Parent's Guide To Dealing With Bullying
While school is a fundamental part of your child's formative years, it's not always plain sailing. The demands of the school routine, the pressure of homework assignments, and the perceived need to achieve good grades all add up. Many kids feel left out and may have trouble breaking into a popular clique or building a circle of friends. School itself can be challenging for many children, and it becomes much worse when bullying rears its ugly head. Unfortunately, that happens all too often. 28% of US students in grades 9-12 have experienced bullying, 30% of young people admit to having bullied others, and 70.6% say they have witnessed it happening. Those figures suggest that this is a common problem and that parents need to be aware of it.
As a parent, you need to be able to identify if your child is a victim or a perpetrator of this kind of abuse and be in a position to help resolve the situation.
Bullying has evolved. Before the widespread use of cell phones and social media, bullies usually worked through face-to-face encounters. Now the rise of social media and the widespread availability of mobile phones enables them to adopt new methods that make it more difficult than ever to know whether your child is a victim.
Physical bullying includes hitting, kicking, pinching, pushing, tripping or damaging property. It is perhaps the most traditional kind of bullying and causes short-term and long-term damage.
Verbal bullying includes name-calling, teasing, insults, shouting, threats, intimidation, and other kinds of verbal abuse, such as homophobic or racist remarks. While this can seem harmless, it can quickly escalate to a point where the target experiences extreme depression.
Social bullying is more difficult to spot, even for the victim. That's because it often happens behind the victim's back. It can involve rumor spreading or lying, embarrassing and humiliating the target, playing nasty jokes, or encouraging others to exclude the target from a social group.
Cyberbullying occurs in social media via email, text message, instant message or telephone call. Cyberbullying can happen in an open public forum or in private. If the latter, often only the bully and the target are aware of the abuse.
8% of US students in grades 9-12 have experienced bullying, 30% of young people admit to having bullied others, and 70.6% say they have witnessed it happening.
All of these can have damaging short-term effects on children, and in extreme cases may lead to depression, refusal to attend school and even suicide. Some studies indicate that bully victims are two to nine times more likely to commit suicide than their peers and that 160,000 kids stay home from school every day due to bullying. Figures like that are a good reason to pay attention.

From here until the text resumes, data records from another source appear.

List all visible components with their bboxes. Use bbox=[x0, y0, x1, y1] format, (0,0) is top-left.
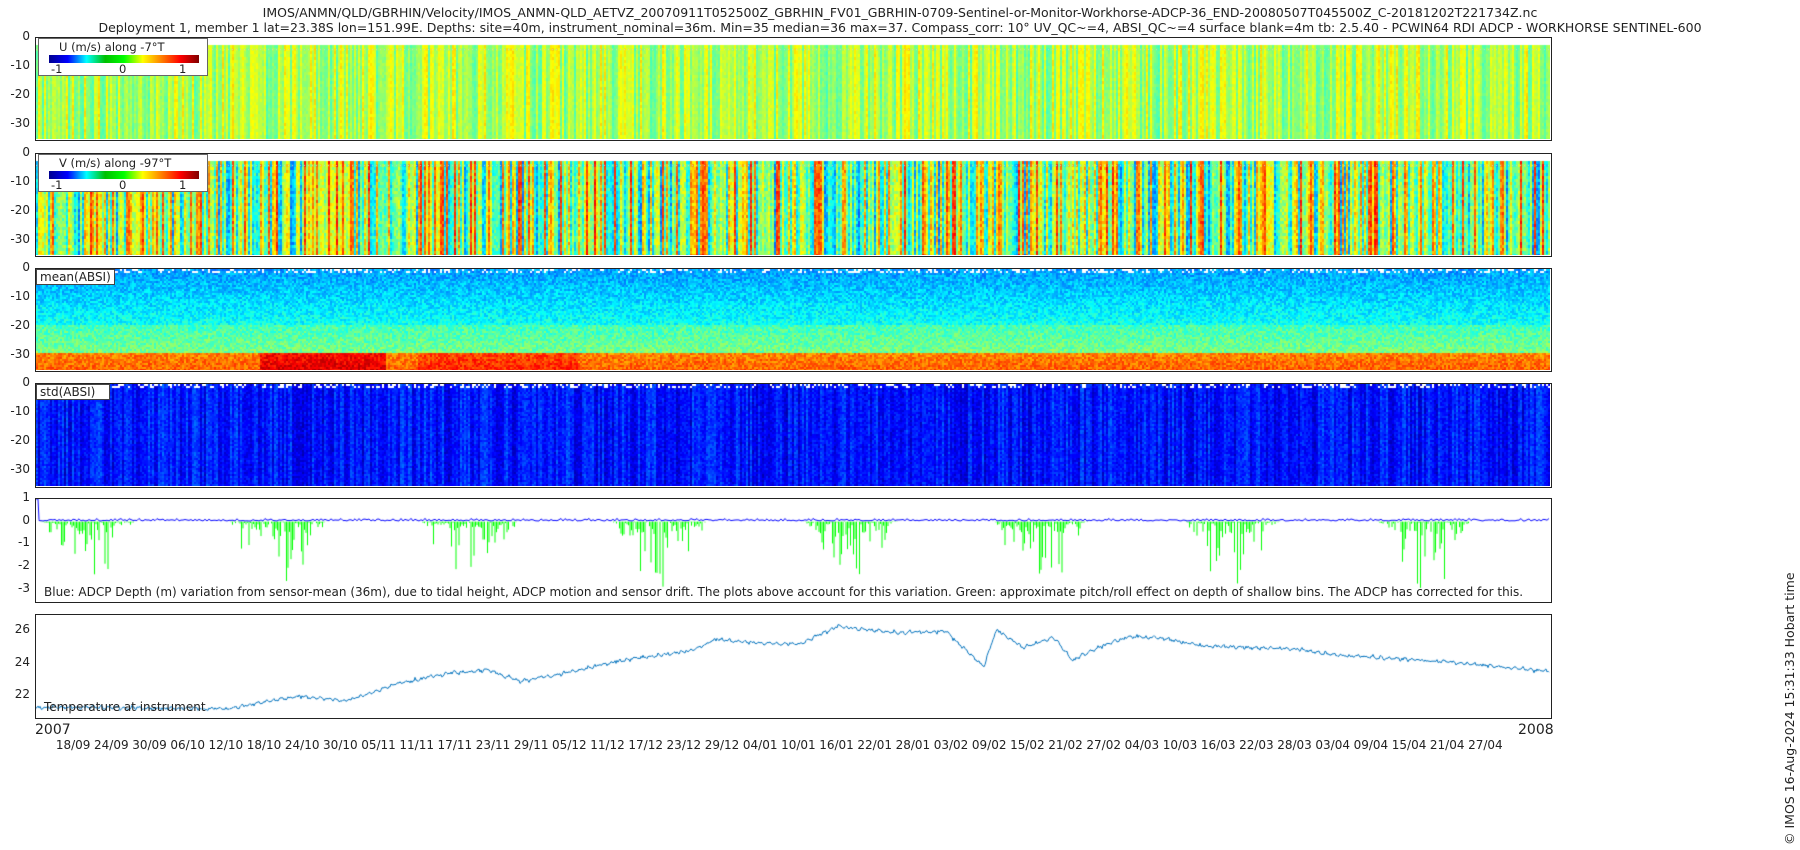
y-tick-label: 24 bbox=[14, 654, 30, 669]
std-absi-heatmap bbox=[36, 384, 1550, 486]
y-tick-label: -30 bbox=[10, 347, 30, 362]
x-tick-label: 22/03 bbox=[1239, 738, 1274, 752]
x-tick-label: 03/02 bbox=[933, 738, 969, 752]
y-tick-label: 0 bbox=[22, 260, 30, 274]
y-tick-label: -30 bbox=[10, 462, 30, 477]
x-tick-label: 29/12 bbox=[704, 738, 740, 752]
x-tick-label: 18/10 bbox=[246, 738, 282, 752]
v-colorbar-label: V (m/s) along -97°T bbox=[59, 156, 172, 170]
std-absi-panel: std(ABSI) bbox=[35, 383, 1552, 488]
u-colorbar-label: U (m/s) along -7°T bbox=[59, 40, 165, 54]
year-start-label: 2007 bbox=[35, 722, 71, 738]
y-tick-label: 22 bbox=[14, 686, 30, 701]
x-tick-label: 29/11 bbox=[513, 738, 549, 752]
y-tick-label: 0 bbox=[22, 29, 30, 43]
title-line2: Deployment 1, member 1 lat=23.38S lon=15… bbox=[98, 20, 1702, 35]
x-tick-label: 24/09 bbox=[94, 738, 129, 752]
x-tick-label: 22/01 bbox=[857, 738, 892, 752]
x-tick-label: 09/02 bbox=[971, 738, 1007, 752]
x-tick-label: 24/10 bbox=[284, 738, 320, 752]
colorbar-tick: -1 bbox=[51, 62, 63, 76]
y-tick-label: -20 bbox=[10, 433, 30, 448]
depth-annotation: Blue: ADCP Depth (m) variation from sens… bbox=[44, 585, 1524, 599]
y-tick-label: -10 bbox=[10, 404, 30, 419]
year-end-label: 2008 bbox=[1518, 722, 1554, 738]
std-absi-label: std(ABSI) bbox=[36, 384, 110, 400]
colorbar-tick: 0 bbox=[119, 178, 127, 192]
y-tick-label: -1 bbox=[18, 535, 30, 550]
colorbar-tick: 1 bbox=[179, 62, 187, 76]
title-line1: IMOS/ANMN/QLD/GBRHIN/Velocity/IMOS_ANMN-… bbox=[262, 5, 1538, 20]
v-velocity-heatmap bbox=[36, 154, 1550, 255]
v-velocity-panel: V (m/s) along -97°T -1 0 1 bbox=[35, 153, 1552, 257]
x-tick-label: 05/12 bbox=[552, 738, 587, 752]
u-velocity-heatmap bbox=[36, 38, 1550, 139]
mean-absi-panel: mean(ABSI) bbox=[35, 268, 1552, 372]
y-tick-label: -10 bbox=[10, 58, 30, 73]
y-tick-label: 26 bbox=[14, 622, 30, 637]
credit-text: © IMOS 16-Aug-2024 15:31:33 Hobart time bbox=[1782, 572, 1797, 845]
x-tick-label: 10/03 bbox=[1162, 738, 1198, 752]
x-tick-label: 18/09 bbox=[55, 738, 91, 752]
y-tick-label: 0 bbox=[22, 512, 30, 527]
y-tick-label: -20 bbox=[10, 318, 30, 333]
mean-absi-label: mean(ABSI) bbox=[36, 269, 115, 285]
x-tick-label: 23/11 bbox=[475, 738, 511, 752]
x-tick-label: 28/01 bbox=[895, 738, 931, 752]
x-tick-label: 23/12 bbox=[666, 738, 702, 752]
colorbar-tick: 0 bbox=[119, 62, 127, 76]
x-tick-label: 21/04 bbox=[1429, 738, 1465, 752]
y-tick-label: -2 bbox=[18, 558, 30, 572]
y-tick-label: 0 bbox=[22, 145, 30, 159]
y-tick-label: -20 bbox=[10, 203, 30, 218]
x-tick-label: 16/03 bbox=[1200, 738, 1236, 752]
x-tick-label: 27/02 bbox=[1086, 738, 1121, 752]
y-tick-label: 1 bbox=[22, 490, 30, 504]
y-tick-label: -20 bbox=[10, 87, 30, 102]
y-tick-label: 0 bbox=[22, 375, 30, 389]
colorbar-tick: -1 bbox=[51, 178, 63, 192]
x-tick-label: 17/11 bbox=[437, 738, 473, 752]
x-tick-label: 28/03 bbox=[1277, 738, 1312, 752]
x-tick-label: 17/12 bbox=[628, 738, 663, 752]
y-tick-label: -3 bbox=[18, 580, 30, 595]
x-tick-label: 15/02 bbox=[1010, 738, 1045, 752]
colorbar-tick: 1 bbox=[179, 178, 187, 192]
mean-absi-heatmap bbox=[36, 269, 1550, 370]
x-tick-label: 15/04 bbox=[1391, 738, 1427, 752]
x-tick-label: 05/11 bbox=[361, 738, 396, 752]
x-tick-label: 09/04 bbox=[1353, 738, 1389, 752]
x-tick-label: 16/01 bbox=[819, 738, 854, 752]
v-colorbar: V (m/s) along -97°T -1 0 1 bbox=[38, 154, 208, 192]
x-tick-label: 03/04 bbox=[1315, 738, 1350, 752]
y-tick-label: -10 bbox=[10, 289, 30, 304]
x-tick-label: 10/01 bbox=[781, 738, 816, 752]
x-tick-label: 30/09 bbox=[132, 738, 167, 752]
x-tick-label: 06/10 bbox=[170, 738, 205, 752]
depth-panel: Blue: ADCP Depth (m) variation from sens… bbox=[35, 498, 1552, 603]
u-colorbar: U (m/s) along -7°T -1 0 1 bbox=[38, 38, 208, 76]
x-tick-label: 12/10 bbox=[208, 738, 244, 752]
x-tick-label: 11/11 bbox=[399, 738, 434, 752]
temperature-label: Temperature at instrument bbox=[44, 700, 206, 714]
u-velocity-panel: U (m/s) along -7°T -1 0 1 bbox=[35, 37, 1552, 141]
x-tick-label: 30/10 bbox=[323, 738, 358, 752]
temperature-plot bbox=[36, 615, 1550, 717]
y-tick-label: -30 bbox=[10, 116, 30, 131]
figure: IMOS/ANMN/QLD/GBRHIN/Velocity/IMOS_ANMN-… bbox=[0, 0, 1800, 850]
y-tick-label: -10 bbox=[10, 174, 30, 189]
y-tick-label: -30 bbox=[10, 232, 30, 247]
x-tick-label: 04/01 bbox=[742, 738, 778, 752]
x-tick-label: 11/12 bbox=[590, 738, 625, 752]
x-tick-label: 04/03 bbox=[1124, 738, 1160, 752]
temperature-panel: Temperature at instrument bbox=[35, 614, 1552, 719]
x-tick-label: 27/04 bbox=[1468, 738, 1503, 752]
x-tick-label: 21/02 bbox=[1048, 738, 1083, 752]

Unless your child openly tells you that he or she is being bullied or has obvious signs of physical abuse when they return from school, it can be difficult to spot. Physical bullying is perhaps the easiest kind to detect because it exhibits signs in the form of bruises, cuts, ripped clothes or frequent complaints from your child of headaches and stomach aches. If your kid is being bullied, you may also notice sudden changes in their personality. For example, a child who is usually happy-go-lucky and confident might become quieter and not want to go to school.
Sleep disturbance, like frequent nightmares and difficulty falling asleep, is also a sign that your child might be on the receiving end of abuse. The same goes for changes in your child's eating habits and willingness to participate in social activities. If your child goes out of their way to avoid certain situations, like taking the bus to school, if you notice a sudden drop in your child's grades, then a bully could be responsible. Children who are bullied often blame themselves, and feel helpless and worthless. Bullied children also come across as being sad, lonely, anxious or depressed, which affects their schoolwork and attendance, often resulting in poorer grades.
The signs of cyberbullying are often more difficult to spot. However, if your child used to be an avid user of social media and instant messaging, and then they suddenly stopped, this could be because they are the targets of cyberbullies. A lot of cyberbullying often occurs in private messages, but it also sometimes happens out in the open. For this reason, it's a good idea to keep an eye on your child's various social media accounts and see if you can spot any obvious signs, such as nasty posts on your child's profile.
Bullying is a delicate subject, and many children are reluctant to talk about it, especially if it's happening to them. As a parent, you have such an important role to play in resolving the situation, but you'll need to handle it carefully to avoid making things worse.
If your child has told you about bullying, don't be too quick to assume anything. One of the worse things you can do is ask them questions like, “did you hit them first?” or “did you do something to make them do that to you?” Questions like this will only make your child feel as though you think they have done something wrong when most of the time they haven't. Victims of bullying often blame themselves, and you shouldn't add to this.
A change in your child's behavior or a sudden drop in their grades could be signs that they are being bullied. However, the right time to talk isn't always when something is obviously wrong. Pick a time when your child is calm and not overly agitated. They will respond better and are more likely to open up about any problems they're experiencing. Try not to interrogate them. Simply say you've noticed a change in this or a change in that and see how the child responds.
Some parents rush to arrange a meeting between themselves, their child, the “bully” and the bully's parents. This isn't usually a good idea. A rush confrontation is inevitably awkward and uncomfortable for both children and rarely resolves the issue. The bottom line is that before calling any meeting, you should have a proper talk with your child. Often, a face-to-face meeting with the bully is the last thing they want and can often exacerbate the situation.